In the March report issued by the Roundtable initiative, “A lack of information and education was stated as the number one reason that businesses did not go online.” This general lack of knowledge seems to be a major problem to not only running a successful online business in Canada but to making the plunge in the first place.
Even those businesses who go online don’t seem to know how to market their site once they get there. Not only do they seem unaware of the amount of traffic going to their sites but oblivious to the fact that it is critical to track this information.
There seems to be a general misconception that if you put a site on the Internet that business will just happen. This is akin to opening a brick and mortar business and not doing anything to attract clientele. B2B collaboration is the next paradigm shift.
If Canadians are to survive in the new global order they must open their eyes to the shift that is going on in every sector of our economy. If they don’t understand the concepts then they must make it their business to find out about them. Things are moving quickly and time is becoming a critical factor. Canada has one of the highest rates of Internet usage in the world while B2B internet usage drags the US dramatically. Furthermore, Canadians are heavy users, with around 90% of users using e-mail at least weekly. The Canadian Internet access market continues to grow strongly with over 64% of Canadians having Internet access by 2004 while nearly 87% in 2009.
Canadians have not yet grasped the concept of eCommerce trading! The conservative approach of Canadians for business to business transactions via procurement, sales and trade leaves Canadians behind the "eight ball" for effective commerce trade. Current Canadian company business models often see internet business transactions as a "wait and see" issue. With this, Canadian businesses are the last to approach worldwide markets with trade and commerce.
Canadians love the technology ... but can't see the forest for the trees! In addition, young Canadians are avid, experienced online users. Internet access in the workplace is beginning to catch up with very healthy rates of household connection. Canadian consumers spend above-average time online and count themselves among the world's keenest bloggers.
So why does Canada continue to lag behind in most areas of online trading and development, such as B to B e-Commerce?

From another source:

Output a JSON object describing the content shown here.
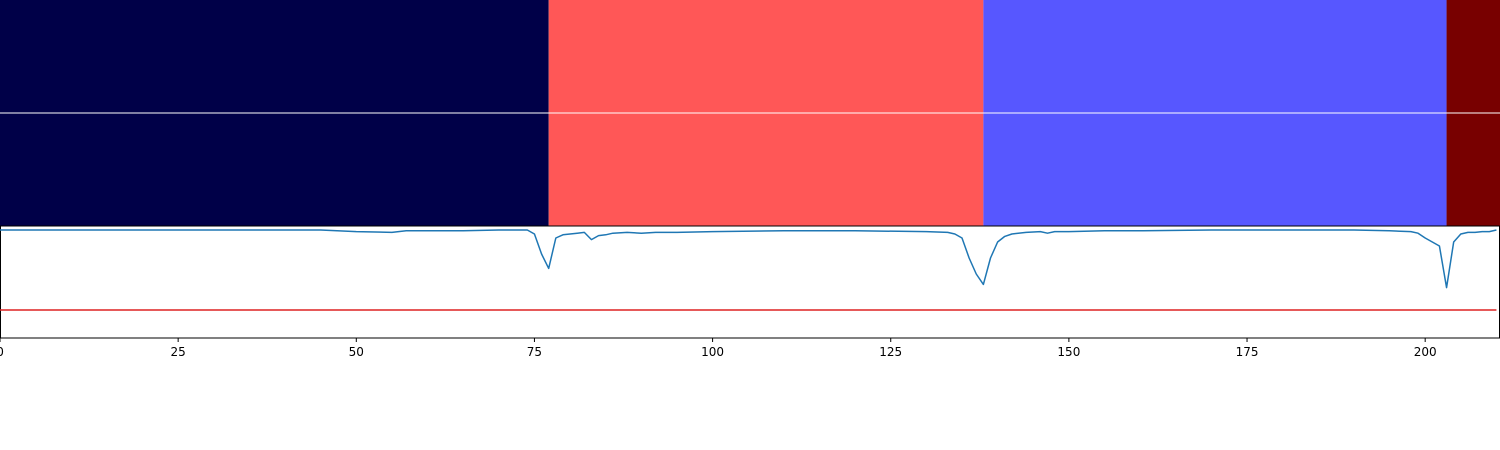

"E-commerce has been slow to take off in the absence of retailers and online offerings that genuinely address Canadian tastes and requirements," said Karin von Abrams, eMarketer analyst and author of the new report, Canada Internet: Users and Usage. "Moreover, Canada's mobile networks and operators are not as well prepared as they should be to supply reliable data services."
Historically, workplace access to the Internet has not been nearly as common as home access in Canada, although the gap is quickly shrinking.
It is shown that Canadian's buy on the internet at a faster rate than the entire world, yet in the same individuals have not yet developed their business savy to use the internet to buy from Canadian businesses online. This shows that Candaians are personally progressive, but do not carry that progressiveness into the business! Why? ... There is nothing in it for them to gain personally while there is millions of dollars to gain in business! Thousands upon thousands of Canadian dollars are wasted in administration, carrying, and warehousing costs by not trading on-line!